We adjourned to the parking lot that hot afternoon and waited while Friend took several photos of my truck. He’d never laid eyes on a dually before, a one-ton pickup with an extra set of wheels in the back (two on each side of the axle). Then he shot photos of the three of us beside the truck, photos of the dash, and shots of us inside the four-door cab.

Joe took the back seat while Friend rode shotgun. I fired up the big diesel and glanced at Joe in the rearview mirror. “Where to?”

“Pull out and hang a left.”

A thick line of cars going both directions held us up for a few minutes as I waited for a break in the traffic. “Looks like they let the gate down.”

“It’s that time of day.”

Because we’re both from the eastern side of the state, we have a similar accent. There’s another difference in where we live. Folks from behind the Pine Curtain, like Joe, speak with a distinctive southern accent mixed with deep regional inflections, while out in west Texas, the flavor leans more toward south blended with some influences from border Spanish.

“I’m gonna hammer it.”

“A’ite.” I heard Joe fasten his seatbelt as

“Y’all hang on.” I made the turn and my hat slid across the dash as we joined the traffic. When I’m with Joe, my own accent gets deeper and heavier. “Grab ‘at t’ere, wouldja Friend?”

He caught the hat and returned it to the center of the dash. I met Joe’s eyes in the rearview mirror. “How far, amigo?”

“Up ‘ere a piece.”

“Fur piece?”

“A ways. Maybe a mile as the crow flies.”

I steered around an electric car. “How’s mama’n them, Joe?”

“Fair to middlin’.”

We drive fast down here, so the mile went past in a blink. Joe tapped the back of my seat. “Right ‘chere. Whup in there.”

I steered into the parking lot and Friend finally spoke up. “Would you stop here for a minute, please?”

“Sure.” The parking lot was fairly empty, so I straddled several lines and shifted into park. “’sup?”

He turned in his seat to see both of us. “I haven’t understood a word you two have said since we got in this…pickup. Would you mind translating all that for me?”

We did, and he finally understood what two old country boys were talking about.

(We pause here for an author-service announcement. Don’t string that much local dialect together in your manuscript. It’s too much, and too hard to read. You’ll understand what I mean if you’ve ever read Huckleberry Finn, which is one of my favorite novels by Mark Twain. Just sprinkle in two or three regional words or phrases to help establish your character, and move on, dropping in a little more spice every now and then to help identify the speaker).
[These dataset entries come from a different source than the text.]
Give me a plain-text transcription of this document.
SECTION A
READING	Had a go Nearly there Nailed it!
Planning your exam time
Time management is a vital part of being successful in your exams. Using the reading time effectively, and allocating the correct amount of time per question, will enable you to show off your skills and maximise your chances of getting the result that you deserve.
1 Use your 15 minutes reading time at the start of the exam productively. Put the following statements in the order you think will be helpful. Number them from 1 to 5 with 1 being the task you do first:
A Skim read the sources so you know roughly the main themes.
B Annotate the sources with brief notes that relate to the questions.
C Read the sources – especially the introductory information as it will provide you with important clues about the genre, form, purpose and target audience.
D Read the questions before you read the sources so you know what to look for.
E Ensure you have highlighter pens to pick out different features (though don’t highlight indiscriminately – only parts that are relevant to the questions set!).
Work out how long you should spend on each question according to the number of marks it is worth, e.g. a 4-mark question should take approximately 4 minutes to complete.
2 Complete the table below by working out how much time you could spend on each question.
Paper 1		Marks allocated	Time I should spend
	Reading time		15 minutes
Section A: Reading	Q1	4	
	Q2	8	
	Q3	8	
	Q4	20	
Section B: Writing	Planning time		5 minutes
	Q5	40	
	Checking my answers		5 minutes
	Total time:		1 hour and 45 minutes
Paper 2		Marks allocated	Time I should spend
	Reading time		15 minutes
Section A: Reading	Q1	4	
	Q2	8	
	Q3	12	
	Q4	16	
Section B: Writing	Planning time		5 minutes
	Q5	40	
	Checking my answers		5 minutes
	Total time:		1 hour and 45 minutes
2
My fellow panelist at Bouchercon that year couldn’t have known how we talk down here, because you have to hear people (and not on television, either). To write about a location, in my opinion, an author also needs to smell the air, listen to the symphony of sounds in the location they’re describing, to walk the streets and feel the grit underfoot, or on their face.

The late Edward Abbey wrote some fine fiction and nonfiction. He was once a park ranger and an environmentalist who had plenty to say, and said it with a razor sharp edge. That old curmudgeon who loved our natural parks out in the American West despised cars, (and anything else that was unnatural in the landscape) and had this to say about people who visited his desert without stopping.

“In the first place, you can’t see anything from a car; you’ve got to get out of the goddamned contraption and walk, better yet, crawl on hands and knees, over the sandstone and through the thornbrush and cactus. When traces of blood begin to mark your trail, you’ll begin to see something, maybe. Probably not.”

In that paragraph he described the red rock desert of Moab, Utah, and how visitors (read authors here) and miss details when they don’t personally visit an area. Go where you plan to set your novel. Research in person, and not on those infernal machines that take up so much of our lives these days.

At the very worst, you can write off a vacation, and at best, your characters and descriptions will come alive.

Much obliged for reading today, y’all.